The remarkable part of the feminist takeover of the Southern Baptists is that very few of the laity appear to notice. This suggests that there aren’t any Christians in the Baptists. The truth is worse: Christians are nonparticipants in the Church. Nothing we say or do is allowed to change anything. We don’t care about the process being hijacked because we aren’t allowed to do anything about it if we do care.
The primary way this happened was credentialism. Christ’s example to us is to personally train our replacements under the apprenticeship model, not have them trained in central locations (seminaries). This was also the Protestant model, more or less, because centralized training inevitably leads to the centralized, out-of-touch leadership that we were Protesting in the first place.
Result, individual churches became personality cults of the sermon-giver. They had neither a Catholic-style hierarchy nor a Protestant-style expert laity to keep them honest. This led directly to the next problem.

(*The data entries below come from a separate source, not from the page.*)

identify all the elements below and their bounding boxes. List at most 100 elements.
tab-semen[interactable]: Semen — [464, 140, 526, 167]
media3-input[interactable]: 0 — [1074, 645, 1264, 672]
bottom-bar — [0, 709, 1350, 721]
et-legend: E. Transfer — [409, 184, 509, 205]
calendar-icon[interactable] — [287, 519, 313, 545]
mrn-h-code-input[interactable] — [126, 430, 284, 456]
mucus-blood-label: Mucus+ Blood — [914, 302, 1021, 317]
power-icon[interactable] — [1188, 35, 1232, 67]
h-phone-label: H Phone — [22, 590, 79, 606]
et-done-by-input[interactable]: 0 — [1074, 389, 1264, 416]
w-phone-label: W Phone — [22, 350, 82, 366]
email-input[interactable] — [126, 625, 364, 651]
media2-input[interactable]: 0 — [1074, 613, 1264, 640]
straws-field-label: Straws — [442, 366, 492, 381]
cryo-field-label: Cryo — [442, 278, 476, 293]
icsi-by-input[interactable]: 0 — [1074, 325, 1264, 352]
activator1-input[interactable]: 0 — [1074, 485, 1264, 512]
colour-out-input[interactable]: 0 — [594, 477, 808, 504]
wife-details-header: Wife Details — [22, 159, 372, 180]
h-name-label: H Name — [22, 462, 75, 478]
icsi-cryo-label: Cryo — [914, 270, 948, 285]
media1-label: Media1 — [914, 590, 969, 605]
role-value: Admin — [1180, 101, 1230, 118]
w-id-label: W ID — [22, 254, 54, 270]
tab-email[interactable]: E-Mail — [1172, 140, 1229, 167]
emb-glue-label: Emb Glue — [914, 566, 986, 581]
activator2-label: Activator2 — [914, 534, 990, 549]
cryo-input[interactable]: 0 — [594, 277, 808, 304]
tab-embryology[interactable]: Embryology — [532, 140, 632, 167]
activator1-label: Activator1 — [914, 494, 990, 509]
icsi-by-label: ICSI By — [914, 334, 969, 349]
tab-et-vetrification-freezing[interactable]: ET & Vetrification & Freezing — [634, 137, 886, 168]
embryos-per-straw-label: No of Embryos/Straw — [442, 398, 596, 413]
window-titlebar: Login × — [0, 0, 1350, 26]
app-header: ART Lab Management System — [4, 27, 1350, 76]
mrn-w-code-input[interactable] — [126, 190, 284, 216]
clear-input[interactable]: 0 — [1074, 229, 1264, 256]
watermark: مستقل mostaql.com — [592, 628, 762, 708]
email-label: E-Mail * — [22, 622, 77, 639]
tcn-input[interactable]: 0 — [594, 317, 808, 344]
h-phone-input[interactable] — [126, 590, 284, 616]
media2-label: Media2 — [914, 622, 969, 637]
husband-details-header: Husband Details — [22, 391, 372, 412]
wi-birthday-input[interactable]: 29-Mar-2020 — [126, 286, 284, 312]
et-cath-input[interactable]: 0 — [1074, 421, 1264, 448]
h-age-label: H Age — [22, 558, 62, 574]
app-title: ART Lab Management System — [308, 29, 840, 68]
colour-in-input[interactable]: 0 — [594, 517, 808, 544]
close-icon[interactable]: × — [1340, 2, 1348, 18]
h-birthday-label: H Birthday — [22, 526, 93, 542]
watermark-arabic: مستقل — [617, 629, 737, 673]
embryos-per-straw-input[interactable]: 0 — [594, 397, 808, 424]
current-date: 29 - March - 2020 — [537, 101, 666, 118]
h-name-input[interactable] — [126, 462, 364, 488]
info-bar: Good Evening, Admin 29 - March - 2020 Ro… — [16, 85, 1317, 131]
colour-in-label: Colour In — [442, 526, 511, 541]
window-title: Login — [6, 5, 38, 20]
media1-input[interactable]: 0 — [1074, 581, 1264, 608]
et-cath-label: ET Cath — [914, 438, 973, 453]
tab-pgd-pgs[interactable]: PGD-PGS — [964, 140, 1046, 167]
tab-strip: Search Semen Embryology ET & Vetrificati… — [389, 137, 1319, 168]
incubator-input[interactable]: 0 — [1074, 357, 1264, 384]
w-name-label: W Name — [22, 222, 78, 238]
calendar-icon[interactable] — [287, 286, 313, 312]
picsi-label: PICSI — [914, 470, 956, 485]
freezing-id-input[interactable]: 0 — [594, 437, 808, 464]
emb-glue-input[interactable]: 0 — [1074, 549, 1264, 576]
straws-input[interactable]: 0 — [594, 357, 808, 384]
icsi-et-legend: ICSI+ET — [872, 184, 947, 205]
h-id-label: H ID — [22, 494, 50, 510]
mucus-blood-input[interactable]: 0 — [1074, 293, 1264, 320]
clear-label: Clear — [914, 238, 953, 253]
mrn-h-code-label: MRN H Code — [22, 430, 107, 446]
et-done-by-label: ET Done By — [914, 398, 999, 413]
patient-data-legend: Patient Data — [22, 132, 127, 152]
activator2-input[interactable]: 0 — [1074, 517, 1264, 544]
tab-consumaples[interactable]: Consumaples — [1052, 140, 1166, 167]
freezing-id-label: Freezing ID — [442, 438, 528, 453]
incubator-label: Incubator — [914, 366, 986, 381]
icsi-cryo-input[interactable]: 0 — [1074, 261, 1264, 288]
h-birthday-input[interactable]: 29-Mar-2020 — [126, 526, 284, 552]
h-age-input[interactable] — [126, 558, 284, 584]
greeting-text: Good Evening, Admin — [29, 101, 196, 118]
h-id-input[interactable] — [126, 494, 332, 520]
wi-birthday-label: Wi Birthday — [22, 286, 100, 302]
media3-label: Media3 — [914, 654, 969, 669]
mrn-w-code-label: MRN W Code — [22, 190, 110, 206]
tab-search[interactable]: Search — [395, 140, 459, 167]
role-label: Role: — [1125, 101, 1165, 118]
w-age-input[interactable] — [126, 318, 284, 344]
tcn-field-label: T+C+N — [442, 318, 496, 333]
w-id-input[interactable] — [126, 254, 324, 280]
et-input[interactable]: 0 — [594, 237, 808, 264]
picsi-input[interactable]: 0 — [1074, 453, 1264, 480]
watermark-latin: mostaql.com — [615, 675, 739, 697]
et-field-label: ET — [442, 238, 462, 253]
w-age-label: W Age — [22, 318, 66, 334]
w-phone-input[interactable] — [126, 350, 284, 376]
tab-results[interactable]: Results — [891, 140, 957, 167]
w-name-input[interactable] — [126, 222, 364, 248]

The secondary way is the silencing of dissent in the churches. Modern Protestant leadership successfully sold the idea that services was more about singing songs and sitting through sermons than open debate about Scripture and current events. God forbid a church permit an Arminian teacher and a Calvinist teacher at the same time! Those poor little spectators might be forced to think, and none of them were properly educated & licensed to think.
The tertiary way is the reduction of churches into corporations, a necessity to claim 501c3 status from the government. On the surface, breaking the Boss-Pastor into corporate officers looks like decentralization. In fact, Boss Pastor is replaced by Boss Internal Revenue and all the officers are beholden first to gov’t mandates ahead of church affairs.
And so the SBC died with barely a whimper. Why would the people complain when they have no forum, no allies and no credentials? They have exactly three choices: rebel, leave and mentally check out. Christians are not known for rebellion. Those who leave aren’t participants. And so the only people in the pews are the people who resigned themselves to going through the motions, perhaps so their kids can benefit from the social programs. It happened so quietly that many laymen still haven’t noticed.
It’s pathetic that so few Protestant leaders even remember what the Protest was, much less recognize they’re participants in the very corruption that Luther railed against.
None of this is grounds for pessimism. Protestants are like weeds. When we die, it’s fast and obvious and we’re free to rebuild… and building stuff honors the Creator anyway. The other branches of Christendom are like trees. When they die, their bureaucracy gives them the appearance of health, ensnaring innocents and forcing God’s remnant to either reclaim resources from an entrenched enemy or shove the petrified corruption out of the way. They can do it but historically, the process can take centuries and maybe a civil war or two. Thank God we don’t have such problems.
Sic Semper Southern Baptist leaders. You were useless to God long before the feminists began gutting you. Your services to Christ are no longer required. He will turn to the men you rejected to be the cornerstone of a new church for His people, a church that you will have no power over. Enjoy the wealth we left behind; we don’t need it and it pleases us to watch you wicked swine die fat and happy for the slaughter of Judgment Day.
They went to shit 15 years…. maybe two decades ago. Never kept tabs after that
Awesome post! Thanks for linking to it.
Credentialism – you nailed it. Such an angel of light it is. That’s part of the reason it’s taken hold, believers are so busy entertaining themselves to death that they are too superficial to see any downside to relying on an expert.